Pero ésta es la noche de la caza mayor, la celebración no estacional de Pascua luego de una Cuaresma de hambre: saldré a buscar uno de esos espléndidos trofeos humanos cuyo grotesco modus operandi ocupa páginas enteras en los archivos computarizados de las dependencias encargadas de vigilar el cumplimiento de las leyes mortales, un ser al que un periodismo reverente ungió en su anonimato con el rimbombante nombre de “El estrangulador de los callejones”.

¡Esa clase de asesinos me despiertan un apetito especial! Qué suerte para mí que semejante celebridad hubiera aparecido en mi ciudad preferida. Qué suerte que hubiera atacado seis veces en esas mismas calles, matador de viejos y achacosos que han llegado en grandes cantidades a pasar sus últimos días en este clima cálido. Oh, habría atravesado un continente entero para morderlo, pero lo tengo aquí, esperándome. A su macabra historia, analizada por no menos de veinte criminólogos y que con toda facilidad yo robé a través de

la computadora que tengo en mi reducto de Nueva Orleáns, he agregado secretamente los elementos fundamentales: su nombre y lugar de residencia mortal. Truco sencillo para un dios tenebroso que puede leer las mentes. Sus propios sueños sangrientos me sirvieron para encontrarlo. Y esta noche será mío el placer de terminar su ilustre carrera en un abrazo cruel, sin una chispa de esclarecimiento moral.

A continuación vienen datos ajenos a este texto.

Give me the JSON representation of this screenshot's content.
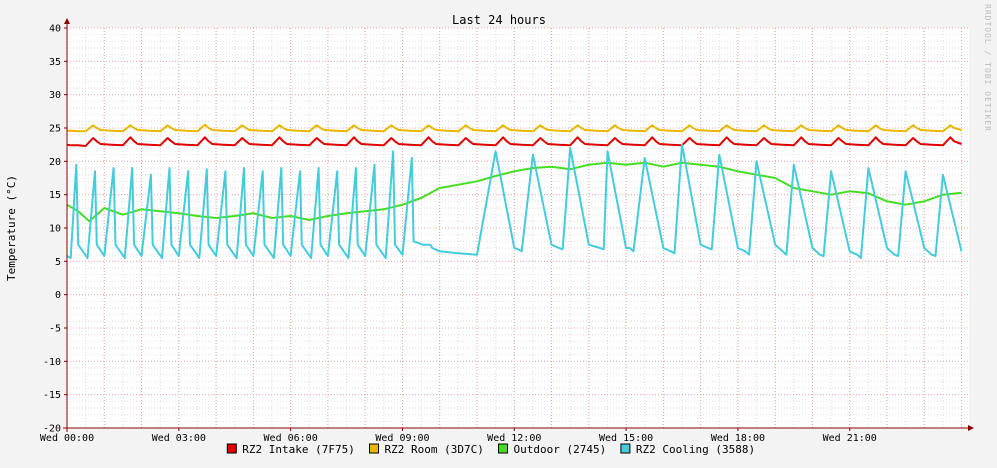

Ah, Miami, lugar ideal para este Drama de la Pasión. Siempre vuelvo a Miami, del mismo modo que siempre vuelvo a Nueva Orleáns. Y soy el único inmortal que sigue cazando en este glorioso rincón del Jardín Salvaje porque, como ha visto usted, los demás hace ya tiempo que se marcharon del reducto donde nos reuníamos, incapaces de tolerar la compañía unos de otros, y

yo la de ellos.

Pero tanto mejor que Miami me quede para mí solo. En las habitaciones que mantenía en el lujoso hotel Park Central, me paré ante las ventanas que dan al frente, sobre el paseo Ocean, aguzando de tanto en tanto mi oído preternatural para averiguar lo que ocurría en las suites vecinas, donde acaudalados turistas disfrutaban de la mejor de las soledades —intimidad total a pasos de la atestada calle—, mis Campos Elíseos del momento, mi Via Véneto.